KARAR TARİHİ : 30/11/2021
GEREKÇELİ KARARIN
YAZILDIĞI TARİH : …

Adana 2. Asliye Ticaret Mahkemesi’nin … tarih ve … Esas, … Karar sayılı kararına yönelik olarak istinaf kanun yoluna başvurulmuş olmakla Dairemize gönderilen dosyanın yapılan incelemesinde;
GEREĞİ DÜŞÜNÜLDÜ:
TARAFLARIN İDDİA VE SAVUNMALARININ ÖZETİ:
DAVA: Davacı vekili dava dilekçesinde özetle; Müvekkilinin …’de T. Cemal Beriker Bulvarı Hacı Sabancı Kız Öğrenci Yurdu ön tarafında müvekkillerine ait olan ve müvekkillerinin üzerinde bulunduğu ve davacı …’in sürücü davacı …’in de yolcu olduğu … plakalı motor ile seyir halindeyken davalı … yönetimindeki … plakalı ve davalı … Sigorta şirketince sigortalı aracın çarpması sonucunda müvekkillerinin yaralandığını, kazanın oluşumunda davalıların sorumlu olduklarını, müvekkillerinin uzun süre … Hastanesi ve … Devlet Hastanesinde tedavi gördüklerini ve kalıcı maluliyete maruz kaldıklarını, bakıcı gideri için de harcama yapmak zorunda kaldıklarını, meydana gelen olay nedeni ile davalı … hakkında Adana 15. Asliye Ceza Mahkemesinin … E. … sayılı kararı ile ceza hükmü tesis edildiğini, kaza nedeniyle müvekkillerinin acı, elem, ızdırap duyduklarını, hayat düzenlerinin alt üst olduklarını beyanla davanın kabulüne karar verilmesini talep ve dava etmiştir.

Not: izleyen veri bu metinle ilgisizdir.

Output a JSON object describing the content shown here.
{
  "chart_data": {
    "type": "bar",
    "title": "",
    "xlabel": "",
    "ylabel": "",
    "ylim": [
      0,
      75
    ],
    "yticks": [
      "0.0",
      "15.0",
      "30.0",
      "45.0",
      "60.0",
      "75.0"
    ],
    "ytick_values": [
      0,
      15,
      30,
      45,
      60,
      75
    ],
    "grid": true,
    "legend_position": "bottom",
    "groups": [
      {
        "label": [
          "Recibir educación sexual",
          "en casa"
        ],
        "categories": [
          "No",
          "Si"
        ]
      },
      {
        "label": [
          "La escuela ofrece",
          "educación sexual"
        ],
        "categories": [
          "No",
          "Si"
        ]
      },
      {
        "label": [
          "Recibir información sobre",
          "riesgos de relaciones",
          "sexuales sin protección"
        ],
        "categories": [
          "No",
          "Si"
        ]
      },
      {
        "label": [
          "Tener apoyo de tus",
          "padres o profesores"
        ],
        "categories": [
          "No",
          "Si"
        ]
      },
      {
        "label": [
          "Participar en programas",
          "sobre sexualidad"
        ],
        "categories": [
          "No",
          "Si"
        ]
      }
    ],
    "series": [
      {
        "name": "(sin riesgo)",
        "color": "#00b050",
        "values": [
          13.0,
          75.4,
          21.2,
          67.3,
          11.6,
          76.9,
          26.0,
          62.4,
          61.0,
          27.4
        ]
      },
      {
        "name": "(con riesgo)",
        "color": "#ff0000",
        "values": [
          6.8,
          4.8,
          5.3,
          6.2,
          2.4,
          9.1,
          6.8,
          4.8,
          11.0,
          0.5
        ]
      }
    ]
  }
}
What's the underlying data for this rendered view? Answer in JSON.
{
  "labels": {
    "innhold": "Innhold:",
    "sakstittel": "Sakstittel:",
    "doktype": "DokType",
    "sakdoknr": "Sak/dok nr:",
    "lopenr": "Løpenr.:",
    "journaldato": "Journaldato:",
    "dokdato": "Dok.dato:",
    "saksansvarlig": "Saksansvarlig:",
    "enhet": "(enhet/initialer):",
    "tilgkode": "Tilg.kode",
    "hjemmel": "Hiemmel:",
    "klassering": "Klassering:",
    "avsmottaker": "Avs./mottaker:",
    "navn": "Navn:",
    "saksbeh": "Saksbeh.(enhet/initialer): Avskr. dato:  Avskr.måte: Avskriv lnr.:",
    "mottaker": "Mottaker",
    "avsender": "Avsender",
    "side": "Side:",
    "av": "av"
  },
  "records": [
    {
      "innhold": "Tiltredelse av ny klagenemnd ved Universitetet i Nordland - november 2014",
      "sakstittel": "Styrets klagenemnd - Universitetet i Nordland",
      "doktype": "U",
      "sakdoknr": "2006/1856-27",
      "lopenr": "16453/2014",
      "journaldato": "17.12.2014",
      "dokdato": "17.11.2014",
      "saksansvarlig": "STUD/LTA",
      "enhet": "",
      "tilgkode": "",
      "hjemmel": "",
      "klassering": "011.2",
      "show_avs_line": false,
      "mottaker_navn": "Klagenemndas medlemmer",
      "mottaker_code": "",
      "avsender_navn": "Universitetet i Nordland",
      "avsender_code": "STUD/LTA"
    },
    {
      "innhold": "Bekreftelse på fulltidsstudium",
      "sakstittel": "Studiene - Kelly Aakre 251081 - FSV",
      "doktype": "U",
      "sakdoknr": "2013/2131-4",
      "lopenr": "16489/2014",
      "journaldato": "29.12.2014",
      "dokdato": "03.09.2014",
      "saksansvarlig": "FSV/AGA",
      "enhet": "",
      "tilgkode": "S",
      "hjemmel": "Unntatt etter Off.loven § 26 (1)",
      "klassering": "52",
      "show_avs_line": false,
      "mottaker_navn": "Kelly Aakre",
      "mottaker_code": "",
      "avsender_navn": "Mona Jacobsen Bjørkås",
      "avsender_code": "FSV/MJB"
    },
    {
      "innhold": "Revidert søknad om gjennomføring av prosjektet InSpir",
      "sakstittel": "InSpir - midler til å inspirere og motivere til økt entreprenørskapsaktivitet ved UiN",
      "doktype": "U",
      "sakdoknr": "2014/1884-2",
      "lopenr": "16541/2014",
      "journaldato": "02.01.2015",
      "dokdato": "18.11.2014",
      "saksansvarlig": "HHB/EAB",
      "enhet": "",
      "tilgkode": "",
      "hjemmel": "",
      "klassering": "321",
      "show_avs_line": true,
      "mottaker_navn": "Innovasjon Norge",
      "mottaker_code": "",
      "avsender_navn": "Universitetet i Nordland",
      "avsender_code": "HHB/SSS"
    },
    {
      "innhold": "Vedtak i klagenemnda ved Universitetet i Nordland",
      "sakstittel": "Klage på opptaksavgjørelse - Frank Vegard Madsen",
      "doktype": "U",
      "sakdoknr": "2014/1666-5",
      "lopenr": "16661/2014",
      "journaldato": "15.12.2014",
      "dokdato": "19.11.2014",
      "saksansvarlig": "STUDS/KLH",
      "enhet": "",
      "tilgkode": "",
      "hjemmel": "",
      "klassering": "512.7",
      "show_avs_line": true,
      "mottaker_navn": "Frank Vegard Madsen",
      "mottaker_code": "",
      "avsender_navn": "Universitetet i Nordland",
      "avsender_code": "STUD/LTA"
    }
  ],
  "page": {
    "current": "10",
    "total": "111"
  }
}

İLK DERECE MAHKEMESİ KARARI: Mahkemece, davanın dava şartı yokluğundan usulden reddine karar verilmiştir.
İSTİNAF NEDENLERİ: Karara karşı davacı vekili; Dosyanın … tarihli duruşmasının 1 nolu ara kararının HMK ve yerleşik Yargıtay kararları uyarınca usule yasaya aykırı olduğunu, talep edilen paranın gider avansı mı yoksa delil ikamesi avansı mı olduğu, ne için, hangi iş ve işlemler için harcanılacağının ilgili ara kararda açık ve net bir şekilde açıklanması gerektiğini, talep edilen paranın nereye yatırılacağı, verilen kesin süre içerisinde talep edilen paranın yatırılmaması durumunda mahkemece nasıl bir işlem yapılacağı ya da nasıl bir karar verileceğinin, ara kararda belirtilmesinin gerektiğini, miktarın ne kadarının bilirkişi ücreti yani delil avansı olduğunu, ne kadarının tebligatlarda kullanılmak üzere gider avansı olduğunun ve bunların nereye yatırılması gerektiğinin şüpheye mahal vermeyecek şekilde belirtilmediğini, yatırılmamasının sonuçları ayrı ayrı açıkça açıklanarak ihtar edilmediğini, ayrıca davanın her iki müvekkil içinde maddi ve manevi tazminat talepli olarak açılmış olup dosyada kusura ve tarafların maluliyetine ilişkin raporlar alınmış olup dosyanın manevi tazminat yönünden karar verilebilecek halde olduğunu, her iki müvekkili için dava dilekçesinde açıkça talep edilmiş olmasına rağmen gerekçeli kararda manevi tazminat taleplerine ilişkin açıklama yapılmadığını belirterek kararın kaldırılmasını ve manevi tazminat talepleri hakkında usul ekonomisi gereği istinaf mahkemesi gereğince karara bağlanmasını talep etmiştir.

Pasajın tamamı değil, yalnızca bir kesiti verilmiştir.